В ту ночь никто так и не сомкнул глаз. Приходилось держаться обеими руками за койку, а чемоданы, которые были внизу, смяли ночные туфли и колотили в обшивку каюты. Однажды мне показалось, что все это сооружение, которое медленно пробивалось вперед, заключив внутри себя наши ни на что не годные судьбы, встало на голову и из этого неподобающего положения совершило отчаянный прыжок. Помнится, я дважды выскакивал из койки на пол, чтобы присоединиться к безобразничающим чемоданам. Тысячи раз грохот волн за бортом сопровождался ревом воды, бурлящей на палубе и вокруг надстроек. Когда наступало недолгое затишье, я слышал чьи-то быстрые шаги, крики и отдаленное хоровое пение. То чьи-то заблудшие души исполняли реквием.
24 мая (день рождения королевы). Если когда-нибудь вы познакомитесь с американцем, отнеситесь к нему с уважением. В тот день корабль разукрасили флагами с носа до кормы.

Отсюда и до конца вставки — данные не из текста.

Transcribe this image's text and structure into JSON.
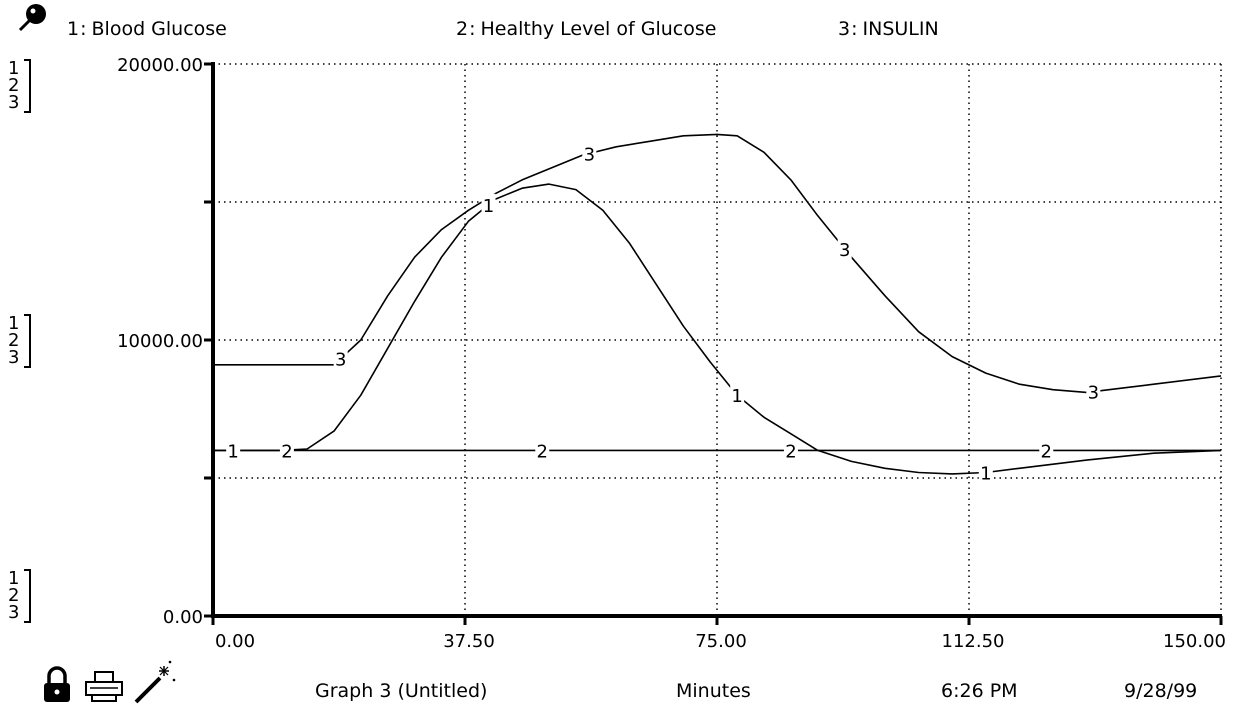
{
  "legend": [
    {
      "num": "1",
      "sep": ":",
      "name": "Blood Glucose"
    },
    {
      "num": "2",
      "sep": ":",
      "name": "Healthy Level of Glucose"
    },
    {
      "num": "3",
      "sep": ":",
      "name": "INSULIN"
    }
  ],
  "scale_key": [
    "1",
    "2",
    "3"
  ],
  "footer": {
    "graph_title": "Graph 3 (Untitled)",
    "x_unit": "Minutes",
    "time": "6:26 PM",
    "date": "9/28/99"
  },
  "icons": [
    "pin-icon",
    "lock-icon",
    "printer-icon",
    "magic-wand-icon"
  ],
  "chart_data": {
    "type": "line",
    "xlim": [
      0,
      150
    ],
    "ylim": [
      0,
      20000
    ],
    "x_ticks": [
      "0.00",
      "37.50",
      "75.00",
      "112.50",
      "150.00"
    ],
    "y_ticks": [
      "0.00",
      "10000.00",
      "20000.00"
    ],
    "x_tick_values": [
      0,
      37.5,
      75,
      112.5,
      150
    ],
    "y_tick_values": [
      0,
      10000,
      20000
    ],
    "grid": true,
    "xlabel": "Minutes",
    "series": [
      {
        "name": "Blood Glucose",
        "marker": "1",
        "x": [
          0,
          5,
          10,
          14,
          18,
          22,
          26,
          30,
          34,
          38,
          42,
          46,
          50,
          54,
          58,
          62,
          66,
          70,
          74,
          78,
          82,
          86,
          90,
          95,
          100,
          105,
          110,
          115,
          120,
          130,
          140,
          150
        ],
        "y": [
          6000,
          6000,
          6000,
          6050,
          6700,
          8000,
          9700,
          11400,
          13000,
          14300,
          15100,
          15500,
          15650,
          15450,
          14700,
          13500,
          12000,
          10500,
          9200,
          8000,
          7200,
          6600,
          6000,
          5600,
          5350,
          5200,
          5150,
          5200,
          5350,
          5650,
          5900,
          6000
        ]
      },
      {
        "name": "Healthy Level of Glucose",
        "marker": "2",
        "x": [
          0,
          150
        ],
        "y": [
          6000,
          6000
        ]
      },
      {
        "name": "INSULIN",
        "marker": "3",
        "x": [
          0,
          10,
          18,
          22,
          26,
          30,
          34,
          38,
          42,
          46,
          50,
          55,
          60,
          65,
          70,
          75,
          78,
          82,
          86,
          90,
          95,
          100,
          105,
          110,
          115,
          120,
          125,
          130,
          135,
          140,
          150
        ],
        "y": [
          9100,
          9100,
          9100,
          10000,
          11600,
          13000,
          14000,
          14700,
          15300,
          15800,
          16200,
          16700,
          17000,
          17200,
          17400,
          17450,
          17400,
          16800,
          15800,
          14500,
          13000,
          11600,
          10300,
          9400,
          8800,
          8400,
          8200,
          8100,
          8250,
          8400,
          8700
        ]
      }
    ],
    "markers": [
      {
        "series": 0,
        "x": [
          3,
          41,
          78,
          115
        ]
      },
      {
        "series": 1,
        "x": [
          11,
          49,
          86,
          124
        ]
      },
      {
        "series": 2,
        "x": [
          19,
          56,
          94,
          131
        ]
      }
    ]
  }
}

Особенно выделялся Союзный Джек*. Нас, англичан, об этом не предупредили, и мы были приятно удивлены. Во время обеда поднялся экс-комиссар из округа Лакнау (честное слово, Англо-Индия не знает границ) и провозгласил тост за здоровье Ее Величества и Президента.
Но позже из-за этого произошла заварушка. Какой-то невысокий американец загнал в угол дюжину англичан и зычным голосом прочитал им лекцию на тему о скудости британского патриотизма.
- И это называется днем рождения королевы? - бушевал он. - Зачем вы пьете за здоровье нашего президента? Какое вам дело до нашего президента в такой исключительный день? Допустим, вас - меньшинство. Тем больше оснований для демонстрации национальной гордости. Прошу не перебивать. Вы, британцы, делаете все наоборот. Вы перепутали все на свете. Я - американец до мозга костей, но, раз уж некому провозгласить тост в честь королевы иначе, чем швырнув его вам в лицо, так уж и быть, я беру это на себя.
Затем он закатил великолепную компактную речь, как говорится по существу. Стало ясно, что никто так не почитает королеву, как американцы. Мы, англичане, были ошеломлены. Хотелось бы знать, какое количество англичан, не обученных ораторскому искусству, смогли бы говорить хотя бы наполовину так складно, как тот джентльмен из Фриско.
- Видите ли, - промямлил один из нас, - все-таки это наша королева и была нашей последние пятьдесят лет. Но мы, присутствующие здесь, не видели Англию семь лет и поэтому отвыкли приходить в восторг. Надо же дожить до такого, чтобы американцы били нас мордой об стол за отсутствие патриотизма! В следующий раз придется вести себя предусмотрительней.